A Goldman Sachs Group Inc. investment unit that specializes in buying high-yield or unrated debt is seeking to raise money through an initial public offering.

Goldman Sachs Liberty Harbor Capital LLC, based in New York and organized as a business-development company, filed a preliminary prospectus with the U.S. Securities and Exchange Commission on March 29. The firm has invested about $72.7 million in eight companies since it was initially funded by GoldmanSachs in November, according to the filing.

Goldman Sachs raised about $2.7 billion in 2007 for a hedge fund called Liberty Harbor that invested in credit. During the 2008 financial crisis Goldman Sachsconverted to a bank. The 2010 Dodd-Frank Act’s so-called Volcker Rule limits banks from investing more than 3 percent of their own money in private- equity or hedge funds.

Goldman Sachs employees and lawyers met in February 2012 with Federal Reserve Board staff to request that regulators exempt credit funds from the 3 percent limit, according to a summary published by the Fed. The preliminary prospectus said that Goldman Sachs Liberty Harbor Capital was organized as a business development company and funded by Goldman Sachs on Nov. 15.

“We expect and intend that we will not be covered under the Volcker Rule once such rule is fully effective,” according to the preliminary prospectus. “The full impact on us will not be known with certainty until the rules are finalized.”

The prospectus doesn’t say how much the fund intends to raise in the offering.

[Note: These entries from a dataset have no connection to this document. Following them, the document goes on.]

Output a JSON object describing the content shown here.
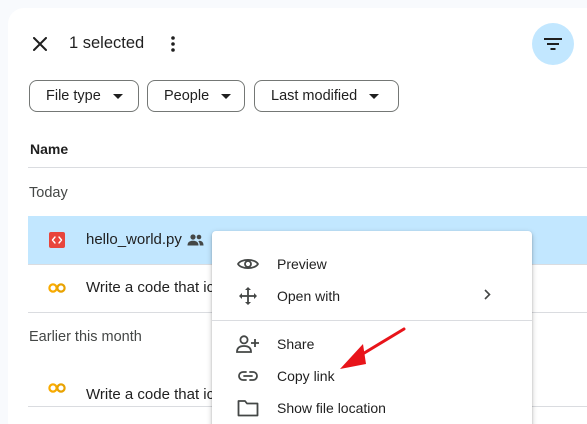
{
  "selection_bar": {
    "count_label": "1 selected",
    "close_icon": "close-icon",
    "more_icon": "more-vert-icon",
    "filter_icon": "filter-list-icon"
  },
  "filters": [
    {
      "label": "File type"
    },
    {
      "label": "People"
    },
    {
      "label": "Last modified"
    }
  ],
  "table": {
    "column_name": "Name",
    "sections": [
      {
        "label": "Today",
        "rows": [
          {
            "name": "hello_world.py",
            "icon": "code-file-icon",
            "shared": true,
            "selected": true
          },
          {
            "name": "Write a code that ic",
            "icon": "colab-icon",
            "shared": false,
            "selected": false
          }
        ]
      },
      {
        "label": "Earlier this month",
        "rows": [
          {
            "name": "Write a code that ic",
            "icon": "colab-icon",
            "shared": false,
            "selected": false
          }
        ]
      }
    ]
  },
  "context_menu": {
    "items": [
      {
        "label": "Preview",
        "icon": "eye-icon"
      },
      {
        "label": "Open with",
        "icon": "open-with-icon",
        "has_submenu": true
      },
      {
        "label": "Share",
        "icon": "person-add-icon"
      },
      {
        "label": "Copy link",
        "icon": "link-icon"
      },
      {
        "label": "Show file location",
        "icon": "folder-icon"
      }
    ]
  },
  "colors": {
    "selected_row": "#c2e7ff",
    "filter_button": "#c2e7ff",
    "annotation_arrow": "#e8141a",
    "code_file_icon": "#e8453c",
    "colab_icon": "#f9ab00"
  }
}
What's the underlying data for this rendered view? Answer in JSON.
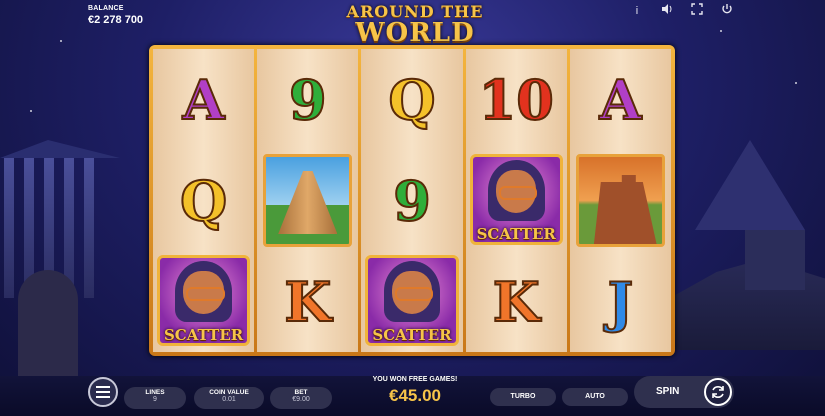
{
  "hud": {
    "balance_label": "BALANCE",
    "balance_value": "€2 278 700",
    "logo_line1": "AROUND THE",
    "logo_line2": "WORLD",
    "icons": [
      "info-icon",
      "sound-icon",
      "fullscreen-icon",
      "power-icon"
    ],
    "info_glyph": "i"
  },
  "reels": [
    [
      {
        "type": "letter",
        "text": "A",
        "color": "purple"
      },
      {
        "type": "letter",
        "text": "Q",
        "color": "gold"
      },
      {
        "type": "scatter",
        "label": "SCATTER"
      }
    ],
    [
      {
        "type": "letter",
        "text": "9",
        "color": "green"
      },
      {
        "type": "image",
        "name": "pyramid"
      },
      {
        "type": "letter",
        "text": "K",
        "color": "orange"
      }
    ],
    [
      {
        "type": "letter",
        "text": "Q",
        "color": "gold"
      },
      {
        "type": "letter",
        "text": "9",
        "color": "green"
      },
      {
        "type": "scatter",
        "label": "SCATTER"
      }
    ],
    [
      {
        "type": "letter",
        "text": "10",
        "color": "red"
      },
      {
        "type": "scatter",
        "label": "SCATTER"
      },
      {
        "type": "letter",
        "text": "K",
        "color": "orange"
      }
    ],
    [
      {
        "type": "letter",
        "text": "A",
        "color": "purple"
      },
      {
        "type": "image",
        "name": "great-wall"
      },
      {
        "type": "letter",
        "text": "J",
        "color": "blue"
      }
    ]
  ],
  "controls": {
    "lines_label": "LINES",
    "lines_value": "9",
    "coin_label": "COIN VALUE",
    "coin_value": "0.01",
    "bet_label": "BET",
    "bet_value": "€9.00",
    "win_message": "YOU WON FREE GAMES!",
    "win_value": "€45.00",
    "turbo_label": "TURBO",
    "auto_label": "AUTO",
    "spin_label": "SPIN"
  },
  "colors": {
    "accent": "#f6c449",
    "purple": "#b13fc6",
    "green": "#2fae3a",
    "gold": "#f4c12a",
    "red": "#e2321e",
    "orange": "#f0752a",
    "blue": "#2f8ae8"
  }
}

The prospectus lists the following portfolio companies: Affordable Care Inc., based in Kinston, North Carolina; Dispensing Dynamics International, based in Industry, California; Goodrich Petroleum Corp., based in Houston; Hutchinson Technology Inc., based in Hutchinson, Minnesota; JG Wentworth Inc., based in Radnor, Pennsylvania; Lone Pine Resources Canada Ltd., based in Calgary; Molycorp Inc., based in Greenwood Village, Colorado; Washington Inventory Service, based in San Diego.